Ouya game console snags $8.5 million in Kickstarter funding, but what’s next?

Mike Wehner, Tecca

As everyone sits and waits for Microsoft and Sony to finally pull the trigger on the next generation of the Xbox and PlayStation platforms, the Ouya project plans to bring Android-based gaming to the big screen — and has already captured the public's imagination without selling a single console. Public fundraising for the console started one month ago with a goal of $950,000. When the bell rang today, over $8.5 million had been pledged to get the Ouya off the ground.

The idea behind the Ouya is simple: With so many independent game developers looking for an affordable way to showcase their new ideas, why not create a console that does away with things like publisher and licensing fees, and give consumers an easy way to play them? Add to that the Android platform — which already has a bounty of developers producing high-quality games — and you have a great start for a console that could really shake up the way the video game market works.

So now that the project has been funded — and funded very, very generously — what's next?

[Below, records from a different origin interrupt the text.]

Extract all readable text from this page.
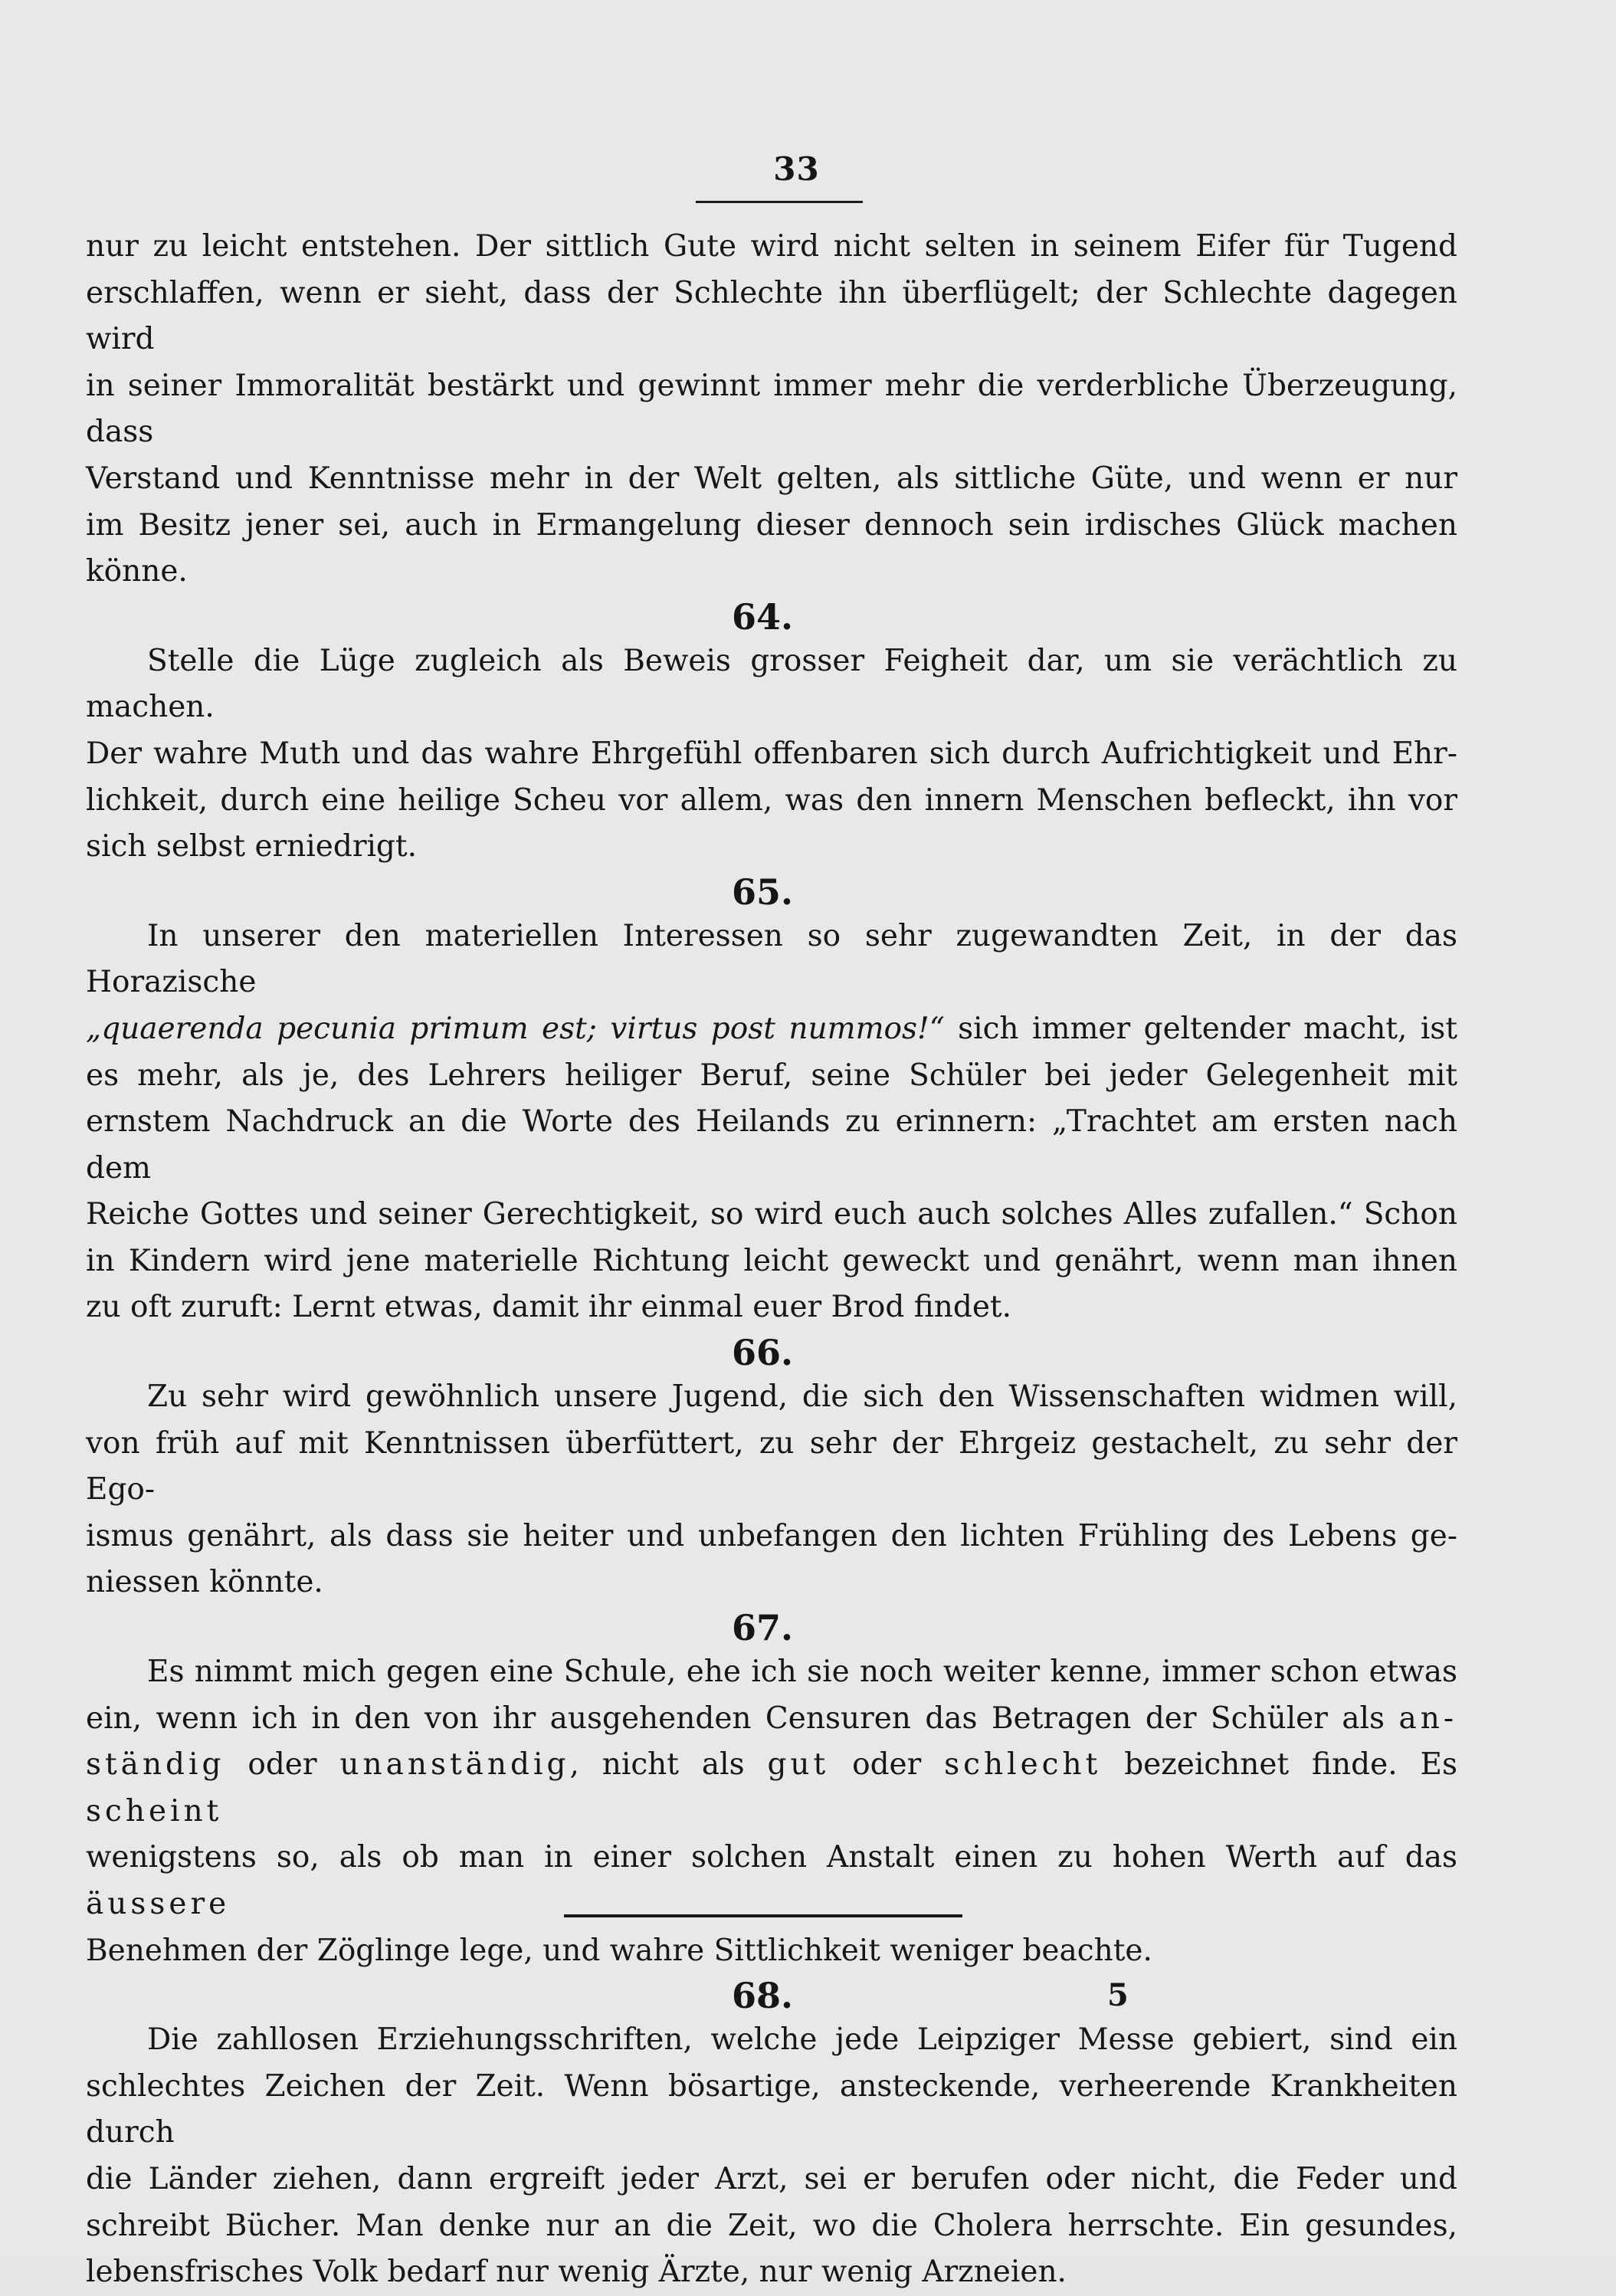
33

nur zu leicht entstehen. Der sittlich Gute wird nicht selten in seinem Eifer für Tugend

erschlaffen, wenn er sieht, dass der Schlechte ihn überflügelt; der Schlechte dagegen wird

in seiner Immoralität bestärkt und gewinnt immer mehr die verderbliche Überzeugung, dass

Verstand und Kenntnisse mehr in der Welt gelten, als sittliche Güte, und wenn er nur

im Besitz jener sei, auch in Ermangelung dieser dennoch sein irdisches Glück machen könne.

64.

Stelle die Lüge zugleich als Beweis grosser Feigheit dar, um sie verächtlich zu machen.

Der wahre Muth und das wahre Ehrgefühl offenbaren sich durch Aufrichtigkeit und Ehr-

lichkeit, durch eine heilige Scheu vor allem, was den innern Menschen befleckt, ihn vor

sich selbst erniedrigt.

65.

In unserer den materiellen Interessen so sehr zugewandten Zeit, in der das Horazische

„quaerenda pecunia primum est; virtus post nummos!“ sich immer geltender macht, ist

es mehr, als je, des Lehrers heiliger Beruf, seine Schüler bei jeder Gelegenheit mit

ernstem Nachdruck an die Worte des Heilands zu erinnern: „Trachtet am ersten nach dem

Reiche Gottes und seiner Gerechtigkeit, so wird euch auch solches Alles zufallen.“ Schon

in Kindern wird jene materielle Richtung leicht geweckt und genährt, wenn man ihnen

zu oft zuruft: Lernt etwas, damit ihr einmal euer Brod findet.

66.

Zu sehr wird gewöhnlich unsere Jugend, die sich den Wissenschaften widmen will,

von früh auf mit Kenntnissen überfüttert, zu sehr der Ehrgeiz gestachelt, zu sehr der Ego-

ismus genährt, als dass sie heiter und unbefangen den lichten Frühling des Lebens ge-

niessen könnte.

67.

Es nimmt mich gegen eine Schule, ehe ich sie noch weiter kenne, immer schon etwas

ein, wenn ich in den von ihr ausgehenden Censuren das Betragen der Schüler als an-

ständig oder unanständig, nicht als gut oder schlecht bezeichnet finde. Es scheint

wenigstens so, als ob man in einer solchen Anstalt einen zu hohen Werth auf das äussere

Benehmen der Zöglinge lege, und wahre Sittlichkeit weniger beachte.

68.

Die zahllosen Erziehungsschriften, welche jede Leipziger Messe gebiert, sind ein

schlechtes Zeichen der Zeit. Wenn bösartige, ansteckende, verheerende Krankheiten durch

die Länder ziehen, dann ergreift jeder Arzt, sei er berufen oder nicht, die Feder und

schreibt Bücher. Man denke nur an die Zeit, wo die Cholera herrschte. Ein gesundes,

lebensfrisches Volk bedarf nur wenig Ärzte, nur wenig Arzneien.

5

Well for starters the OUYA team needs to convert their working prototypes into stable, retail-ready models that can be produced in mass quantities. Then, in order to ensure there is plenty of content available for the console on launch, developer kits will need to be sent to those who want to be part of the Ouya movement on day one.

For supporters of the Kickstarter campaign who pledged enough to score a Ouya of their own, the estimated delivery date is March of 2013. That's a pretty short window, but with nearly $9 million raised, we imagine the team won't have much trouble meeting that commitment.

At some point after March 2013, the Ouya will be available in a more traditional retail sense, and we imagine that means big box stores as well as a robust web presence. Over 55,000 units have already been sold thanks to the Kickstarter effort, so those looking to adopt the Android game console in its early days should have no shortage of people to play with. Personally, we can't wait.